I guess that when people see a paralysed person lifted onto a powerful motorbike, flying a plane, taking on a marathon in a robotic suit that she struggles to walk a few meters in and speaking to hundreds of people whilst sat in a wheelchair on the stage, it is clear why some may think I am fearless. Many people have said 'you are fearless' after a presentation but the comment couldn't be much further from the truth.
We all experience nervousness at one time or another, in fact, when my daughter tells me she is nervous about something I always reply 'that is fantastic!' It doesn't feel great at the time though does it? It feels like a combination of dread, anxiety and excitement all at once. Anything that causes apprehension or fear can lead to these feelings.
It is a response to stress and being out our comfort zone. Fright or flight kicks in, adrenaline is produced, heart beat increases, blood pressure rises and your breathing quickens.... you are more alert and have more energy.
This is different to anxiety. They have similar symptoms but they are not the same thing. Nervousness is a natural response and is temporary where as anxiety is long lasting, uncontrollable without treatment and often is without an obvious reason.
I was about to go on the stage a few weeks ago and I had my Apple watch on, I glanced down at my heart rate and could see it increasing. It was like I was exercising. No wonder I feel tired after a busy week of presentations.
I expect I would see the same increased heart rate when I am flying (especially when I am solo) or on a track day, again it explains why it can make me feel alert and full of energy but as the adrenaline reduces I can feel tired as if I have pushed a marathon.
So I am not fearless but I am not nervous about being nervous. When I had my accident I worried about quite the reverse. I was concerned I wouldn't get the chance to feel like this very often- bearing in mind, I was often competing my horses where both adrenaline and nerves featured heavily in my life. Yet I now not only have sports that make me nervous but also my career, each time I am waiting to wheel onto the stage- I am one lucky girl!
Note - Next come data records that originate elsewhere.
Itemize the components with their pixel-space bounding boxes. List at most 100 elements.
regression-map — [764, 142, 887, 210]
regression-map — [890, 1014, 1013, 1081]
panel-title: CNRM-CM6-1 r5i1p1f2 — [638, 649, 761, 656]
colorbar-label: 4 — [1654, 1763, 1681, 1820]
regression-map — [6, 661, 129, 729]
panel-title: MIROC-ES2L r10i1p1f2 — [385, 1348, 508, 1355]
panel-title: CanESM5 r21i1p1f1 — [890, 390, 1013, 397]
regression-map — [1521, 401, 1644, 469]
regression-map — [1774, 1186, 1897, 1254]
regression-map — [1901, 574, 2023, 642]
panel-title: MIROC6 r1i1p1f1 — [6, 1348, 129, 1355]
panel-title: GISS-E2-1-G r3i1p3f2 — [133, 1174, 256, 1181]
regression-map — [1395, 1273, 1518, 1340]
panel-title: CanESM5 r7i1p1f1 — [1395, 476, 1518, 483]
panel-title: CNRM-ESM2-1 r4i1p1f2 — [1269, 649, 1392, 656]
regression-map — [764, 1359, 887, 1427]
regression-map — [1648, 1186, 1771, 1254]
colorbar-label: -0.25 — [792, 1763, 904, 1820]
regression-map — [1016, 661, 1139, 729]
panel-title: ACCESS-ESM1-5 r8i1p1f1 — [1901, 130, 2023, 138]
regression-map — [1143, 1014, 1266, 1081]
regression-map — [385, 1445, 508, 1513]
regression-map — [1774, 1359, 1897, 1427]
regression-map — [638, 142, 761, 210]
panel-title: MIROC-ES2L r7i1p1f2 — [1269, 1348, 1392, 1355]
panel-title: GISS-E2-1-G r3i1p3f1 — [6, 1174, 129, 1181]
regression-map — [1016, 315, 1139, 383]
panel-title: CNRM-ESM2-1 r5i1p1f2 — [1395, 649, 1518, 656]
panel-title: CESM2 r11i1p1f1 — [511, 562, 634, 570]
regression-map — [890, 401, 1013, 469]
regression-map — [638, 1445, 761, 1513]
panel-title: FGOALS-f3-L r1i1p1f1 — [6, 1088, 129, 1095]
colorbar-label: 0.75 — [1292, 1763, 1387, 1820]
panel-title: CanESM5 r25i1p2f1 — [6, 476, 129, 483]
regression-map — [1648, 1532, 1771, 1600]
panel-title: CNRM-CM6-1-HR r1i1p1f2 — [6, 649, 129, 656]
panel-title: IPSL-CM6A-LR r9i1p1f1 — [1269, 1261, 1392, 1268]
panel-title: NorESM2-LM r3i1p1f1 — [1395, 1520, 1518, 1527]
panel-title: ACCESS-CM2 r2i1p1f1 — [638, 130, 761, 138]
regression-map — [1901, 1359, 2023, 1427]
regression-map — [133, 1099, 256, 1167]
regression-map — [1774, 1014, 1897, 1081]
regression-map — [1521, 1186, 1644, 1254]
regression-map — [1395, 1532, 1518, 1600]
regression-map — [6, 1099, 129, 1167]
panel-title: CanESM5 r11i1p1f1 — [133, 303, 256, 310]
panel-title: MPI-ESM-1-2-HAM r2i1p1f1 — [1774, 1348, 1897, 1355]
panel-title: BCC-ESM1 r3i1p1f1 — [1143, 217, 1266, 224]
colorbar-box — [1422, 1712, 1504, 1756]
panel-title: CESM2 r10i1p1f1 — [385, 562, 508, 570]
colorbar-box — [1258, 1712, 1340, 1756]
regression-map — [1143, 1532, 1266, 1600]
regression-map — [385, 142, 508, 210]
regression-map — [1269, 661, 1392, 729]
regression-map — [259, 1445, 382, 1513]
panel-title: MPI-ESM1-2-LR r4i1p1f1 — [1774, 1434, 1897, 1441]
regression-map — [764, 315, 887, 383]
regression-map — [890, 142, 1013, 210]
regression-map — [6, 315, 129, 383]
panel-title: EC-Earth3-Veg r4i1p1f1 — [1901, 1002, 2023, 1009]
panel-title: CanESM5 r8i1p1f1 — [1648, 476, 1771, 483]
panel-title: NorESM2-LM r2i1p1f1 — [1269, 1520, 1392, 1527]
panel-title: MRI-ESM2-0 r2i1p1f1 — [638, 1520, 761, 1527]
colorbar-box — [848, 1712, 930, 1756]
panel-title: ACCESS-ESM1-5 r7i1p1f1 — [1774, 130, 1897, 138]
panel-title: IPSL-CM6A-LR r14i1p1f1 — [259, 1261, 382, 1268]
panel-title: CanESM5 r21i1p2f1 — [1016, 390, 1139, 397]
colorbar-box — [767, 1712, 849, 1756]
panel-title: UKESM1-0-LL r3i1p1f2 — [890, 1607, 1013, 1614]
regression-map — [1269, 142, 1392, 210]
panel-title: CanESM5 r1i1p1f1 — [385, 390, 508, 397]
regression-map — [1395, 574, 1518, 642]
It is important we don't let nerves hold us back if we want to make the most out of life and reach our potential.
How can we control them?
Always remember it is a very normal and often positive response. With a little practice, you can learn how to stop the little pests getting the better of you!
Do not be afraid of nervousness. Acknowledge that you are experiencing something that most people do and accept it.
Be prepared. Of course you can't control everything that happens but you can choose to prepare. this can include allowing time, getting help when need it, practice etc
Positivity. Don't let your mind become full of negative thoughts. focus on the desired outcomes. Remember you can control your thought and now is the time. Nerves can makes us doubt our abilities- don't let them. Simple as that!
Reassurance. Have a quick chat to a positive friend/family member/colleague. Tell them how you are feeling and let them encourage you- it can boost your confidence.
Distraction. If you are waiting for something (which is often far worse than actually doing the task) find something to occupy yourself. When I was waiting to set off for my first attempt at getting my motorcycling licence I hoovered the house!
Relaxation technique. Breathing exercises can help in overcoming nerves but I don't use this one. It just reminds me that my high thoracic level spinal injury affects my breathing as some of the muscles I would use for breathing are paralysed.
So next time you are thinking of not doing something because you are out your comfort zone and nervous, go with the attitude 'I will not let nervousness stop me achieving something I want to do."
It is easy to look around and think others are confident but everyone who is taking a step forward in life and pushing forwards to achieve more will experience nervousness.
Most importantly, enjoy that feeling of accomplishment after!